Manzanar, repressed in Jeanne's memory, resurfaced in 1971 when one of her nephews, her oldest sister Eleanor's son Gary Nishikawa, asked her to share her memories, since other clan members hedged on details. Gary had been born in Manzanar, and his insistence on full disclosure brought Jeanne to the brink of hysteria. Her subsequent attempts to compose a memoir forced a confession of her longing to relieve traumatic childhood insecurity through writing. James, who had known her for twenty years, had no idea of her secret shame. He proposed that she write "a story everyone in America should read."
The next year, while James enjoyed a University of California faculty research grant, the Houston family traveled to Manzanar, where Jeanne confronted the persistent memories that plagued her subconscious. As her children frolicked on the desert, she strolled through decaying relics of the abandoned windswept internment camp. In an interview with the Los Angeles Times, she admitted feeling "sullied, like when you are a rape victim. . . . You feel you must have done something. You feel you are a part of the act." The return to Manzanar prompted a catharsis as she extracted herself from internment and viewed it objectively as a moment in history.
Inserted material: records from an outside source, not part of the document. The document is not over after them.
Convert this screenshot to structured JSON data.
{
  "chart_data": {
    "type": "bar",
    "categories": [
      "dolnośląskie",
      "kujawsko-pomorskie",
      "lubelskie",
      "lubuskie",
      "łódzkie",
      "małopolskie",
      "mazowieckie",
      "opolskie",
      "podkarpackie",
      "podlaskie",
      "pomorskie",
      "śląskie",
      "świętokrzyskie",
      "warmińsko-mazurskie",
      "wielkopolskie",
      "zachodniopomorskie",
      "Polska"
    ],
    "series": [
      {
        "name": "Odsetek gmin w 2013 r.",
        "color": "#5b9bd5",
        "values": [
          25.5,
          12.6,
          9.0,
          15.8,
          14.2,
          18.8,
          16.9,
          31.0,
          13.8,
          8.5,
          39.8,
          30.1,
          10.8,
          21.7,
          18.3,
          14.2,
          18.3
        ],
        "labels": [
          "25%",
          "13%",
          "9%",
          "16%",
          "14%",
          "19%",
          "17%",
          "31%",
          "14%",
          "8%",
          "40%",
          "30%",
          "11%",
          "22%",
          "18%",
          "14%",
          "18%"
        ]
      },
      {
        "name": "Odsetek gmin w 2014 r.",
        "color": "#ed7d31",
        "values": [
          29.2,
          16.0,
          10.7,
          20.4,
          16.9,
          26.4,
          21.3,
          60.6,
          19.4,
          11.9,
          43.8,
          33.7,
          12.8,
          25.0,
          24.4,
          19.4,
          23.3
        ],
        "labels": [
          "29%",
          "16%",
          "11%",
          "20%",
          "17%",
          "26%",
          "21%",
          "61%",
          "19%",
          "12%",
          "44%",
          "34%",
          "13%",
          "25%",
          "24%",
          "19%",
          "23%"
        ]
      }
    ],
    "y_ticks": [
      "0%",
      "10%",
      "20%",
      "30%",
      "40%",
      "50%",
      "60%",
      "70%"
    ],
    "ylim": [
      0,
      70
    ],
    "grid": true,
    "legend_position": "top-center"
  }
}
From Jeanne's confrontation of this undeserved humiliation grew Farewell to Manzanar, a husband-and-wife collaboration recreating Jeanne's childhood memories and adult acceptance of one of democracy's most blatant injustices. The Houstons' working method blended Jeanne's tape recorded dialogue with library research, three field excursions to Manzanar, and interviews with family and other internees. The outcome, more than a publishable manuscript, brought Jeanne a combination of becalmed spirit and will to write. She described her emergent self this way: "I realized I could no longer hide in the country of my husband's shadow."